The absence of customers with money to spend is going to change the economic order

Posted on

Andy Crow suggested why neoliberal austerity might end in a comment posted on the blog overnight. He said:

Businesses need customers with money to spend. They are getting thinner on the ground by the day.

He's right. They are. And not just in the UK. That's true pretty much everywhere.

This is going to hurt. New money gets its value from markets. And markets get their value from the belief that there will be future profits which people (call them pensioners and others whose funds are directed by witless pension companies) will buy into now in the hope of securing a share of that profit at some time in the future when they might need to live on it.

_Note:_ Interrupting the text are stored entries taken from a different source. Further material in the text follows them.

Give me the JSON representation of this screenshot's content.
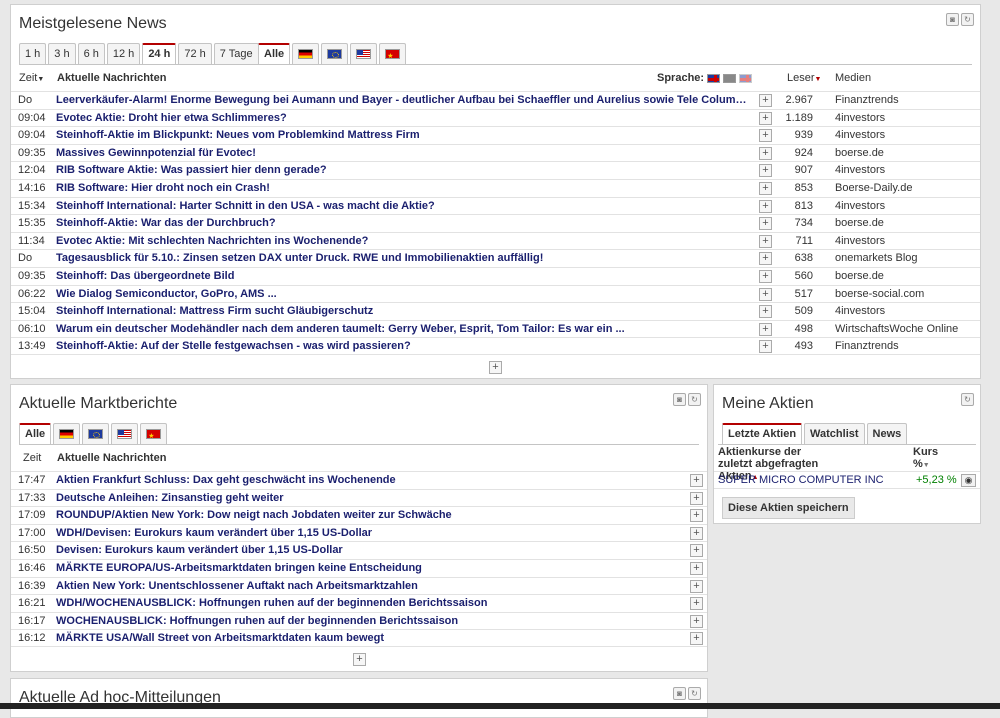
{
  "colors": {
    "accent": "#b30000",
    "link": "#1a1f6e",
    "positive": "#008000"
  },
  "news_panel": {
    "title": "Meistgelesene News",
    "time_tabs": [
      "1 h",
      "3 h",
      "6 h",
      "12 h",
      "24 h",
      "72 h",
      "7 Tage"
    ],
    "active_time_tab": "24 h",
    "lang_tab_all": "Alle",
    "col_time": "Zeit",
    "col_news": "Aktuelle Nachrichten",
    "col_lang": "Sprache:",
    "col_readers": "Leser",
    "col_media": "Medien",
    "rows": [
      {
        "time": "Do",
        "title": "Leerverkäufer-Alarm! Enorme Bewegung bei Aumann und Bayer - deutlicher Aufbau bei Schaeffler und Aurelius sowie Tele Columbus u...",
        "readers": "2.967",
        "media": "Finanztrends"
      },
      {
        "time": "09:04",
        "title": "Evotec Aktie: Droht hier etwa Schlimmeres?",
        "readers": "1.189",
        "media": "4investors"
      },
      {
        "time": "09:04",
        "title": "Steinhoff-Aktie im Blickpunkt: Neues vom Problemkind Mattress Firm",
        "readers": "939",
        "media": "4investors"
      },
      {
        "time": "09:35",
        "title": "Massives Gewinnpotenzial für Evotec!",
        "readers": "924",
        "media": "boerse.de"
      },
      {
        "time": "12:04",
        "title": "RIB Software Aktie: Was passiert hier denn gerade?",
        "readers": "907",
        "media": "4investors"
      },
      {
        "time": "14:16",
        "title": "RIB Software: Hier droht noch ein Crash!",
        "readers": "853",
        "media": "Boerse-Daily.de"
      },
      {
        "time": "15:34",
        "title": "Steinhoff International: Harter Schnitt in den USA - was macht die Aktie?",
        "readers": "813",
        "media": "4investors"
      },
      {
        "time": "15:35",
        "title": "Steinhoff-Aktie: War das der Durchbruch?",
        "readers": "734",
        "media": "boerse.de"
      },
      {
        "time": "11:34",
        "title": "Evotec Aktie: Mit schlechten Nachrichten ins Wochenende?",
        "readers": "711",
        "media": "4investors"
      },
      {
        "time": "Do",
        "title": "Tagesausblick für 5.10.: Zinsen setzen DAX unter Druck. RWE und Immobilienaktien auffällig!",
        "readers": "638",
        "media": "onemarkets Blog"
      },
      {
        "time": "09:35",
        "title": "Steinhoff: Das übergeordnete Bild",
        "readers": "560",
        "media": "boerse.de"
      },
      {
        "time": "06:22",
        "title": "Wie Dialog Semiconductor, GoPro, AMS ...",
        "readers": "517",
        "media": "boerse-social.com"
      },
      {
        "time": "15:04",
        "title": "Steinhoff International: Mattress Firm sucht Gläubigerschutz",
        "readers": "509",
        "media": "4investors"
      },
      {
        "time": "06:10",
        "title": "Warum ein deutscher Modehändler nach dem anderen taumelt: Gerry Weber, Esprit, Tom Tailor: Es war ein ...",
        "readers": "498",
        "media": "WirtschaftsWoche Online"
      },
      {
        "time": "13:49",
        "title": "Steinhoff-Aktie: Auf der Stelle festgewachsen - was wird passieren?",
        "readers": "493",
        "media": "Finanztrends"
      }
    ]
  },
  "market_panel": {
    "title": "Aktuelle Marktberichte",
    "lang_tab_all": "Alle",
    "col_time": "Zeit",
    "col_news": "Aktuelle Nachrichten",
    "rows": [
      {
        "time": "17:47",
        "title": "Aktien Frankfurt Schluss: Dax geht geschwächt ins Wochenende"
      },
      {
        "time": "17:33",
        "title": "Deutsche Anleihen: Zinsanstieg geht weiter"
      },
      {
        "time": "17:09",
        "title": "ROUNDUP/Aktien New York: Dow neigt nach Jobdaten weiter zur Schwäche"
      },
      {
        "time": "17:00",
        "title": "WDH/Devisen: Eurokurs kaum verändert über 1,15 US-Dollar"
      },
      {
        "time": "16:50",
        "title": "Devisen: Eurokurs kaum verändert über 1,15 US-Dollar"
      },
      {
        "time": "16:46",
        "title": "MÄRKTE EUROPA/US-Arbeitsmarktdaten bringen keine Entscheidung"
      },
      {
        "time": "16:39",
        "title": "Aktien New York: Unentschlossener Auftakt nach Arbeitsmarktzahlen"
      },
      {
        "time": "16:21",
        "title": "WDH/WOCHENAUSBLICK: Hoffnungen ruhen auf der beginnenden Berichtssaison"
      },
      {
        "time": "16:17",
        "title": "WOCHENAUSBLICK: Hoffnungen ruhen auf der beginnenden Berichtssaison"
      },
      {
        "time": "16:12",
        "title": "MÄRKTE USA/Wall Street von Arbeitsmarktdaten kaum bewegt"
      }
    ]
  },
  "stocks_panel": {
    "title": "Meine Aktien",
    "tabs": [
      "Letzte Aktien",
      "Watchlist",
      "News"
    ],
    "active_tab": "Letzte Aktien",
    "col_name": "Aktienkurse der zuletzt abgefragten Aktien",
    "col_change_top": "Kurs",
    "col_change_bottom": "%",
    "stock_name": "SUPER MICRO COMPUTER INC",
    "stock_change": "+5,23 %",
    "save_button": "Diese Aktien speichern"
  },
  "adhoc_panel": {
    "title": "Aktuelle Ad hoc-Mitteilungen"
  }
}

New money has, however, been heavily associated with neoliberalism and all that goes with it. Including austerity.

But neoliberalism and austerity have downsides. One is that, as Andy notes, people don't have enough to spend. And, second, they don't have enough to save. The deregulation of pensions was exacerbating this. The sole reason for enforcing new pension contribution payments in the UK was, in my opinion, to defeat this trend for the gain of capital markets, again in my opinion. Pension provision has nothing to do with it.

And if Andy and I are right then all we need to know about the reasons for neoliberalism collapsing, as any Marxist will predict it should, are laid out before you. That's not because of a rising proletariat: it's because neoliberal economics has sucked the life and the income out of too many markets and too many lives.

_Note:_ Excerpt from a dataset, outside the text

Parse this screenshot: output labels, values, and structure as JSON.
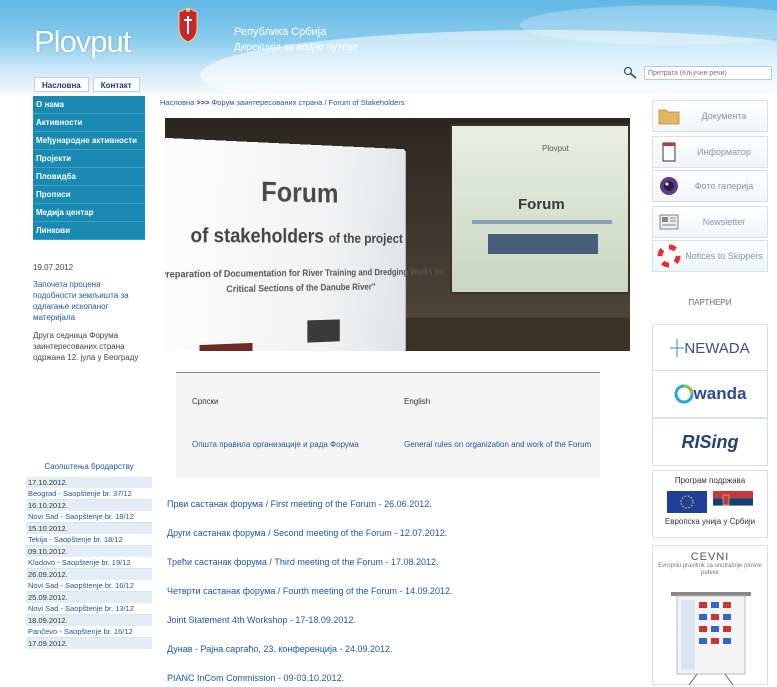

The result is that the husk that is left is based on a belief that the system can continue as it has and yet the foundations that made exponential growth to date possible are being dug out by the very politics that this system promoted.

The creation of value has been substituted by the desire of the wealthy to secure a rent that exploits others. That is what is sucking the life out of neoliberalism.

But remember, neoliberal economists are just hired hands. They have shaped politics, the economy and austerity. I do not for a moment pretend otherwise. But let's also be clear: they were funded to do so. As Nancy MacLean has suggested in Democracy in Chains, the Koch brothers funded neoliberalism to suit their own goals. And now neoliberalism is going to fail its paymasters.

What then? In a world where the paymasters realise that they need prosperous people, to what creed will they then subscribe?

Or will they give up on the pretence of supporting democracy at all, and simply ignore the need for consent?

I don't know. But I do know that the absence of customers with money to spend, let alone save, is going to change the economic order.

We are in for an interesting ride.


Thanks for reading this post.
You can share this post on social media of your choice by clicking these icons:

You can subscribe to this blog's daily email here.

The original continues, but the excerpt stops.